Berdasarkan pantauan Kompas, arus di permukaan cukup kuat dengan ombak yang mengombang-ambingkan kapal. Para anggota tim di kapal-kapal motor yang hendak merapa ke KP Parikesit harus berusaha keras untuk menambatkan tali tambang di antara kedua kapal karena kapal motor terus tergeser ombak. Meski demikian, cuaca relatif cerah tetapi berangin.
Pada siang hari, jarak pandang di laut tergolong normal, yaitu 2-3 meter. Namun, koordinat lokasi pencarian dari Badan SAR Nasional (Basarnas) yang memimpin tim pencarian gabungan baru diturunkan selepas shalat Jumat. Artinya, waktu penyelaman bagi tim penyelam kepolisian terbatas empat sampai lima jam hingga pukul 17.00.

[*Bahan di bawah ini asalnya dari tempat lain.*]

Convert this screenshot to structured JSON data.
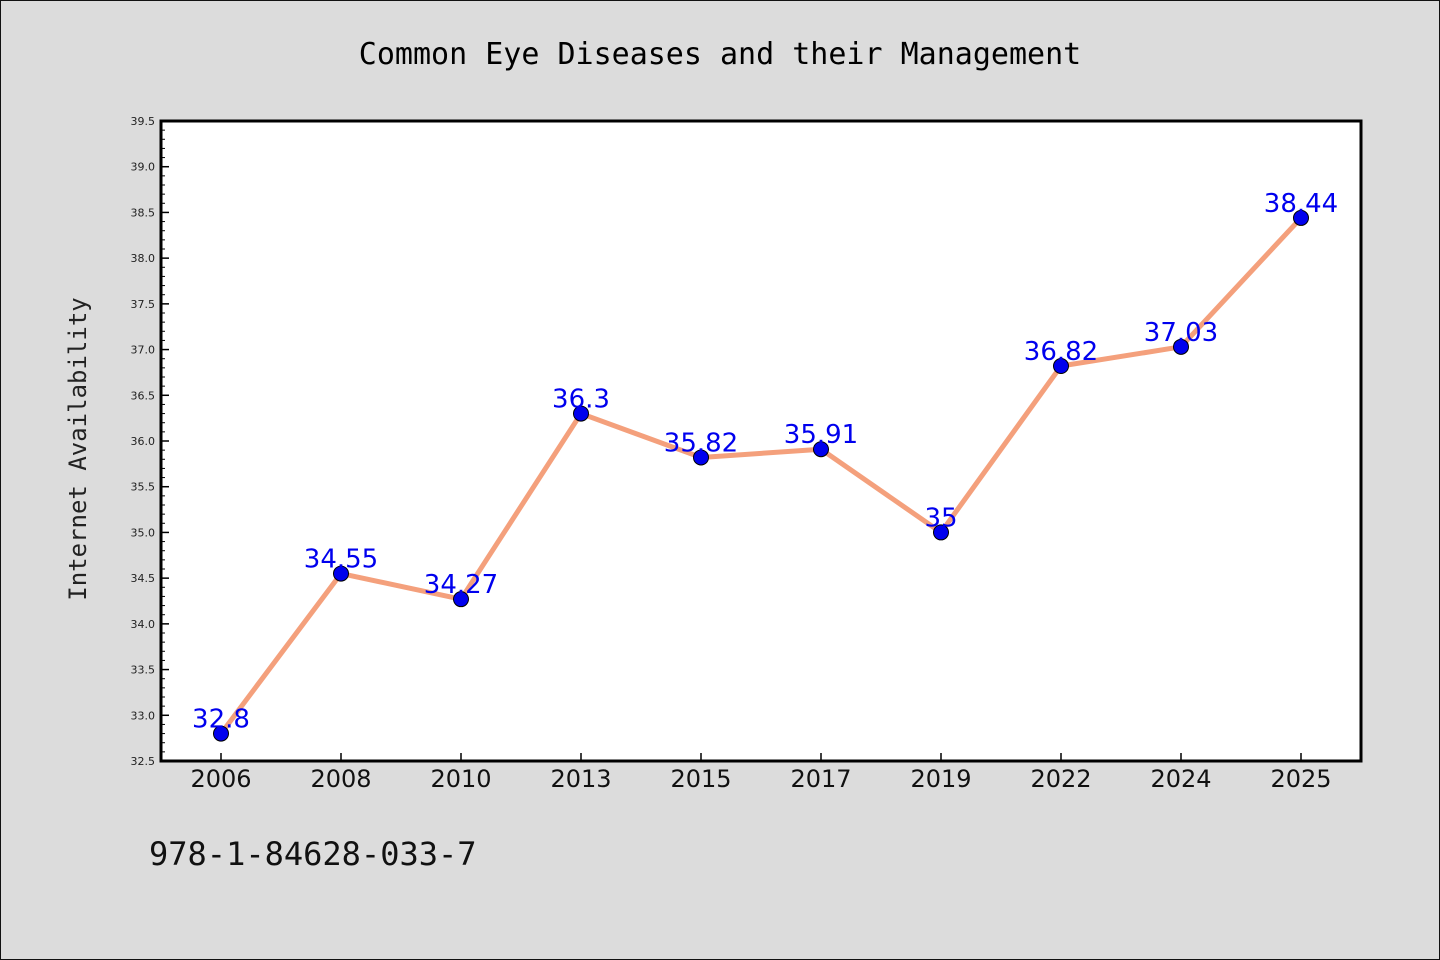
{
  "chart_data": {
    "type": "line",
    "title": "Common Eye Diseases and their Management",
    "ylabel": "Internet Availability",
    "xlabel": "",
    "categories": [
      "2006",
      "2008",
      "2010",
      "2013",
      "2015",
      "2017",
      "2019",
      "2022",
      "2024",
      "2025"
    ],
    "values": [
      32.8,
      34.55,
      34.27,
      36.3,
      35.82,
      35.91,
      35,
      36.82,
      37.03,
      38.44
    ],
    "data_labels": [
      "32.8",
      "34.55",
      "34.27",
      "36.3",
      "35.82",
      "35.91",
      "35",
      "36.82",
      "37.03",
      "38.44"
    ],
    "ylim": [
      32.5,
      39.5
    ],
    "yticks": [
      "32.5",
      "33.0",
      "33.5",
      "34.0",
      "34.5",
      "35.0",
      "35.5",
      "36.0",
      "36.5",
      "37.0",
      "37.5",
      "38.0",
      "38.5",
      "39.0",
      "39.5"
    ],
    "grid": false,
    "line_color": "#f4a07c",
    "marker_color": "#0000ee",
    "label_color": "#0000ee"
  },
  "footer": {
    "isbn": "978-1-84628-033-7"
  }
}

Penyelam lain dari Satbrimob Polda Metro Jaya, Iptu Saptoharjo (45), mengatakan, dirinya belum sempat menyelam hingga Jumat siang karena derasnya arus di dalam air. Beberapa penyelam lain yang turun sekitar pukul 10.00 pun belum mendapatkan hasil. Kesempatan menyelam juga terbatas hanya 10 menit.
”Di kedalaman 30-35 meter, kalau lebih dari 10 menit, ada risiko terjadi dekompresi, semacam pembentukan gelembung udara dari nitrogen di darah yang menyumbat alirannya. Memang standar penyelaman begitu, harus dibatasi,” ujarnya.
Di samping itu, penyelam perlu menjaga kesehatan agar dapat memaksimalkan performa ketika menyelam. Saptoharjo menyebutkan, terkadang dirinya dan beberapa rekan di usianya merasa kelelahan dan kurang fokus karena sedikitnya waktu untuk tidur. ”Karena itu harus saling mengawasi saat turun secara berpasangan,” lanjutnya.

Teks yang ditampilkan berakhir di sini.